Born, like Debussy, in the Paris suburb of Saint-Germain-en-Laye, Alain was the youngest child of a distinguished musical family and the last link in a direct line of celebrated French organists from Guilmant and Vierne, with whom her organist-composer father Albert studied, to Marcel Dupré and Maurice Duruflé, who were her teachers. The latter wrote his Prélude et fugue sur le nom d’A.L.A.I.N in 1942 in memory of Marie-Claire’s oldest brother Jehan who had been killed in action in 1940 at the age of 29. She recorded his complete organ works for Erato in 1970-71 (now on two CDs).

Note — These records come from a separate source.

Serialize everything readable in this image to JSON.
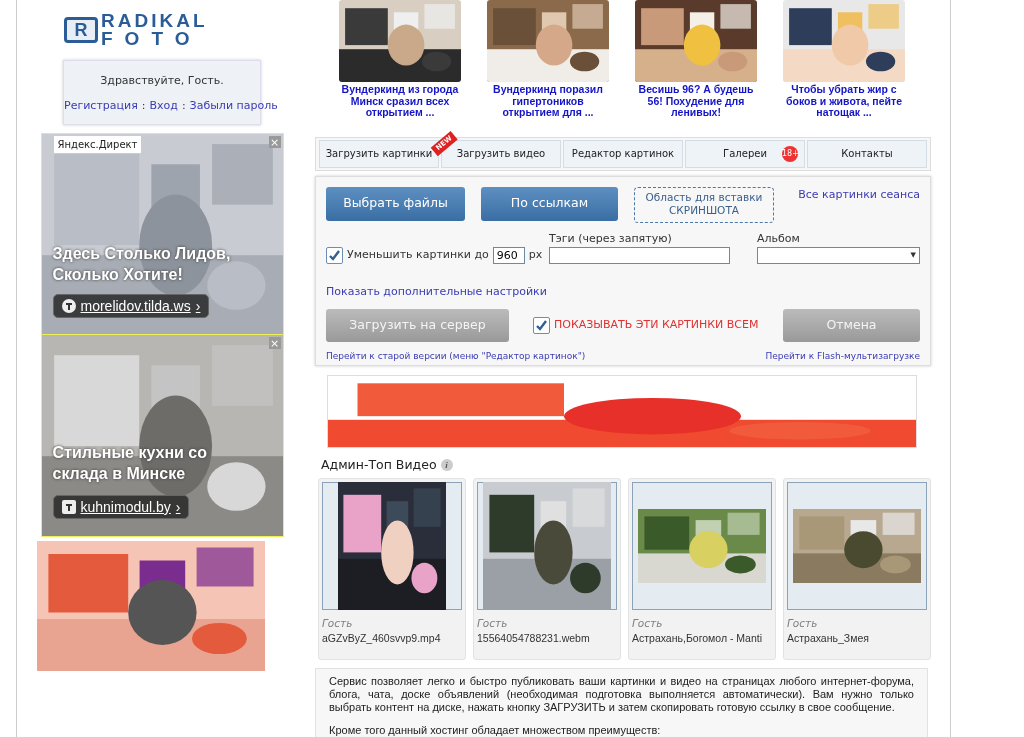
{
  "logo": {
    "line_1": "RADIKAL",
    "line_2": "FOTO",
    "mark": "R"
  },
  "greeting": {
    "text": "Здравствуйте, Гость.",
    "separator": ":",
    "links": [
      "Регистрация",
      "Вход",
      "Забыли пароль"
    ]
  },
  "left_ads": [
    {
      "label": "Яндекс.Директ",
      "close": "×",
      "headline": "Здесь Столько Лидов, Сколько Хотите!",
      "domain": "morelidov.tilda.ws",
      "arrow": "›"
    },
    {
      "close": "×",
      "headline": "Стильные кухни со склада в Минске",
      "domain": "kuhnimodul.by",
      "arrow": "›"
    }
  ],
  "top_news": [
    {
      "title": "Вундеркинд из города Минск сразил всех открытием ..."
    },
    {
      "title": "Вундеркинд поразил гипертоников открытием для ..."
    },
    {
      "title": "Весишь 96? А будешь 56! Похудение для ленивых!"
    },
    {
      "title": "Чтобы убрать жир с боков и живота, пейте натощак ..."
    }
  ],
  "nav_tabs": [
    {
      "label": "Загрузить картинки"
    },
    {
      "label": "Загрузить видео",
      "ribbon": "NEW"
    },
    {
      "label": "Редактор картинок"
    },
    {
      "label": "Галереи",
      "badge": "18+"
    },
    {
      "label": "Контакты"
    }
  ],
  "upload": {
    "choose_button": "Выбрать файлы",
    "links_button": "По ссылкам",
    "paste_area": "Область для вставки СКРИНШОТА",
    "session_link": "Все картинки сеанса",
    "resize": {
      "label": "Уменьшить картинки до",
      "checked": true,
      "value": "960",
      "unit": "px"
    },
    "tags": {
      "label": "Тэги (через запятую)"
    },
    "album": {
      "label": "Альбом",
      "caret": "▼"
    },
    "more_settings": "Показать дополнительные настройки",
    "submit_button": "Загрузить на сервер",
    "show_all": {
      "label": "ПОКАЗЫВАТЬ ЭТИ КАРТИНКИ ВСЕМ",
      "checked": true
    },
    "cancel_button": "Отмена",
    "old_version_link": "Перейти к старой версии (меню \"Редактор картинок\")",
    "flash_link": "Перейти к Flash-мультизагрузке"
  },
  "top_videos": {
    "title": "Админ-Топ Видео",
    "info": "i",
    "items": [
      {
        "author": "Гость",
        "file": "aGZvByZ_460svvp9.mp4"
      },
      {
        "author": "Гость",
        "file": "15564054788231.webm"
      },
      {
        "author": "Гость",
        "file": "Астрахань,Богомол - Manti"
      },
      {
        "author": "Гость",
        "file": "Астрахань_Змея"
      }
    ]
  },
  "description": {
    "paragraphs": [
      "Сервис позволяет легко и быстро публиковать ваши картинки и видео на страницах любого интернет-форума, блога, чата, доске объявлений (необходимая подготовка выполняется автоматически). Вам нужно только выбрать контент на диске, нажать кнопку ЗАГРУЗИТЬ и затем скопировать готовую ссылку в свое сообщение.",
      "Кроме того данный хостинг обладает множеством преимуществ:"
    ]
  }
}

Having left the Paris Conservatoire in 1950 after six years, carrying off four Premier Prix, she won second prize at the Geneva International Competition and began her solo career in earnest. This coincided with the time when the early music revival was gathering pace and the neo-classical movement in organ building was taking off. Alain was one of the first to play Bach on the new breed of organs, such as Marcussens in Denmark and Sweden, allowing listeners for the first time in generations to hear the contrapuntal writing with clarity – not exactly as Bach would have heard it but on bright silvery instruments with balanced choruses. She was, in effect, in the vanguard of the new style of playing and adept at recording her chosen repertoire on the right instruments. But it was not just Bach and the Baroque in which she excelled, as her playing of Mendelssohn, Franck, Liszt, Poulenc and her brother’s music testifies.
Much sought-after as a teacher, Marie-Claire Alain was noted for her modesty and lack of ego, as well as for her warmth and patience with even the least talented of her pupils. She married in 1950 and had two children. Her husband died in 1992.